The Ultimate Wine Geek Road Trip
Stops on a Wine Geek Road Trip:
I blame it on the fact that I grew up in Texas. By which I mean, at some point it occurred to me that driving from Châteauneuf-du-Pape, one of France’s greatest wine regions, to Piedmont, one of Italy’s greatest wine regions, would be only a slightly longer trip than driving from Houston to Dallas. (Not to mention that at the end I’d be in Piedmont, a more appealing place than Dallas.) After that, the mental dominoes fell into place: What if I flew to Europe and hit the road, visiting five iconic wineries, in five great wine regions, in five different countries, in five days—the Priorat in Spain, Châteauneuf, Piedmont, Germany’s Mosel and finally Austria’s Wachau. I’d visit five legendary wineries, and I’d also have the pleasure of founding an entirely new pursuit—extreme wine tourism—in the process.
Wine Road Trip Mile 0: Spain
My starting point was Alvaro Palacios’s eponymous winery in Spain’s Priorat. The Priorat, about an hour-and-a-half southwest of Barcelona, is a steep, severe place that produces some of Spain’s most sought-after red wines. People have grown grapes here for hundreds of years, but the region only recently came to prominence.
Palacios was one of the small group of winemakers that recognized the Priorat’s potential back in the 1980s, and he is now its most famous producer. His top wine, one of Spain’s greatest reds, is called L’Ermita. The grapes come from a single, old, steep vineyard in the shadow of a 16th-century hermitage (it’s still in use; apparently, there’s even a waiting list to be the resident hermit).
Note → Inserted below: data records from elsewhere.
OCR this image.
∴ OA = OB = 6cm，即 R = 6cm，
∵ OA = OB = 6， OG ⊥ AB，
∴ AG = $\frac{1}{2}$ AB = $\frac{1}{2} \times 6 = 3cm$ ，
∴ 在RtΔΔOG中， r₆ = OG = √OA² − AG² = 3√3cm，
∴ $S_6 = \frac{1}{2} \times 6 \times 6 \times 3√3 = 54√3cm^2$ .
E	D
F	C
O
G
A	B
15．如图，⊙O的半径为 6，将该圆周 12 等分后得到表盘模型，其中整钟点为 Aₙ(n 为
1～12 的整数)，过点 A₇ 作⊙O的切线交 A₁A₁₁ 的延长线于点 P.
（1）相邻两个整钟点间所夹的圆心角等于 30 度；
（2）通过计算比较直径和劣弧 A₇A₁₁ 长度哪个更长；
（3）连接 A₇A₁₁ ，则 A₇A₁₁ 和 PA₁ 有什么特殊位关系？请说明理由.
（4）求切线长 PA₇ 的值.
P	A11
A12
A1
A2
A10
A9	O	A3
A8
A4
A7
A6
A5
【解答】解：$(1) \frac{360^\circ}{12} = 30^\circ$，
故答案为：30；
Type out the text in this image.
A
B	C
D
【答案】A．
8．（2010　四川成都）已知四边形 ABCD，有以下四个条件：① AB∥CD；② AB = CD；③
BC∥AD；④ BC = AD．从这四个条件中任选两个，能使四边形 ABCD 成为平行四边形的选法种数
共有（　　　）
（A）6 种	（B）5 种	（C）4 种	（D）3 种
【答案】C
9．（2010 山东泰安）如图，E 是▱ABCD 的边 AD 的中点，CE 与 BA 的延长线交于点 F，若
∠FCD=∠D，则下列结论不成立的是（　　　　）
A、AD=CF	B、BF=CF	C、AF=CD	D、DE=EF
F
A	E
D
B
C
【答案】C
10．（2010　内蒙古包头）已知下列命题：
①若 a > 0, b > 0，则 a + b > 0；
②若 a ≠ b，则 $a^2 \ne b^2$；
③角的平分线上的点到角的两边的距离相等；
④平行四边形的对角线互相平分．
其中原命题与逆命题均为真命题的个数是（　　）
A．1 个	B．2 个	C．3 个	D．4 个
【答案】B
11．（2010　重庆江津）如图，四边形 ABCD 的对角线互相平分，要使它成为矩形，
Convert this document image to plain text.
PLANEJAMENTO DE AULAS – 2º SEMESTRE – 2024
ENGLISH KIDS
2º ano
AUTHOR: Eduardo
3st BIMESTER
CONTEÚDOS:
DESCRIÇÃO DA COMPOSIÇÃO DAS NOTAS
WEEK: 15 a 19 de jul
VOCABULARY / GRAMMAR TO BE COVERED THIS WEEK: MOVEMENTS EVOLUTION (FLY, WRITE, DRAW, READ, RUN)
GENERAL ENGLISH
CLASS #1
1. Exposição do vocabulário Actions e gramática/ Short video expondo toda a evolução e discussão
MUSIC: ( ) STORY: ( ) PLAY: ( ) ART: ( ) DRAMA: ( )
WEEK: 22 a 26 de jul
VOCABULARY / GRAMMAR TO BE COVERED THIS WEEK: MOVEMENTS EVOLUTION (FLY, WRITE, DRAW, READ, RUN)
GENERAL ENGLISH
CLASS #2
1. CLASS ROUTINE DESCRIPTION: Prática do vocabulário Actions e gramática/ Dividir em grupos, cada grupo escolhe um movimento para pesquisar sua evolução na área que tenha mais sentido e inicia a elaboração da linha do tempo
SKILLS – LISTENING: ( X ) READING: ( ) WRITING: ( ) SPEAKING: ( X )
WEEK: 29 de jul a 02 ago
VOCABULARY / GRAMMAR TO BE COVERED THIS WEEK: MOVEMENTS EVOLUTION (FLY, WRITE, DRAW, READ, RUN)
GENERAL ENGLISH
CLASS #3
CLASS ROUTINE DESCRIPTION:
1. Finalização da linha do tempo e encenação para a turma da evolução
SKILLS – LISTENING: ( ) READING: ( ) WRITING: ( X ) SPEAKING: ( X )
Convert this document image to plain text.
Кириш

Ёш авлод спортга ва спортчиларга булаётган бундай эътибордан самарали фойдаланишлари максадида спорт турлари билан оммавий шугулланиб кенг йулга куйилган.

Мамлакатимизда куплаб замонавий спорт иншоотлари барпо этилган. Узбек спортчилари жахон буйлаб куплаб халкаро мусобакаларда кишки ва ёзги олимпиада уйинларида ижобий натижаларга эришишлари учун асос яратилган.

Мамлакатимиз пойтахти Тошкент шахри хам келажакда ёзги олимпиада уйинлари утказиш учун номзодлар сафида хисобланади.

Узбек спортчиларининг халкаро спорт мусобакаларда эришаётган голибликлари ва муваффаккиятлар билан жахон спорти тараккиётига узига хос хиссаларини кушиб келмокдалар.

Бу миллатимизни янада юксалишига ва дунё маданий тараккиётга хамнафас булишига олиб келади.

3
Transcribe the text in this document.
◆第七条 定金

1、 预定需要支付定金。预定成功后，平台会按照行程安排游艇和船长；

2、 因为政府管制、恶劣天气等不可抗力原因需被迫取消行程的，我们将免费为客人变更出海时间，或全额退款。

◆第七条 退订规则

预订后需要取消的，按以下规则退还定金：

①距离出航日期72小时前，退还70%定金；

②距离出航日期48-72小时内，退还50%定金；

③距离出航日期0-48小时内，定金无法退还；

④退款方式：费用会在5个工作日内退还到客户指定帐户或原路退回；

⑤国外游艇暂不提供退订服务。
L’Ermita is a stunning expression of Grenache, a grape that reaches a pinnacle in the Priorat. “It’s one of the few grapes that can transform heat and aridity into something vibrant and refreshing,” Palacios said.
As I walked that morning in L’Ermita’s vineyard, there was certainly no lack of heat and aridity. With each step, I crunched through gravelly schist, kicking up red and brown dust; the sun was fierce. Palacios farms L’Ermita with mules, as the slope is too steep for tractors. As I hiked back up the slope, sweating, I felt fortunate not to have their job.
Palacios’s winery is a spare, modernist structure, its big glass windows looking past the town of Gratallops to hills scored by the terraces of old vineyards. We tasted a number of his wines, ending with the 2009 and 2010 L’Ermitas, which cost roughly $800 a bottle. The ’09, from a warm year, was a study in power, with immense tannins under its dark fruit; the ’10 was even better—extravagantly aromatic, perfectly balanced. They were both wines to sit with and ponder; wines for long, lingering, unhurried reflection. Instead, I checked my watch. “Uh-oh,” I said. “I’m sorry, Alvaro. I’ve got to get out of here!”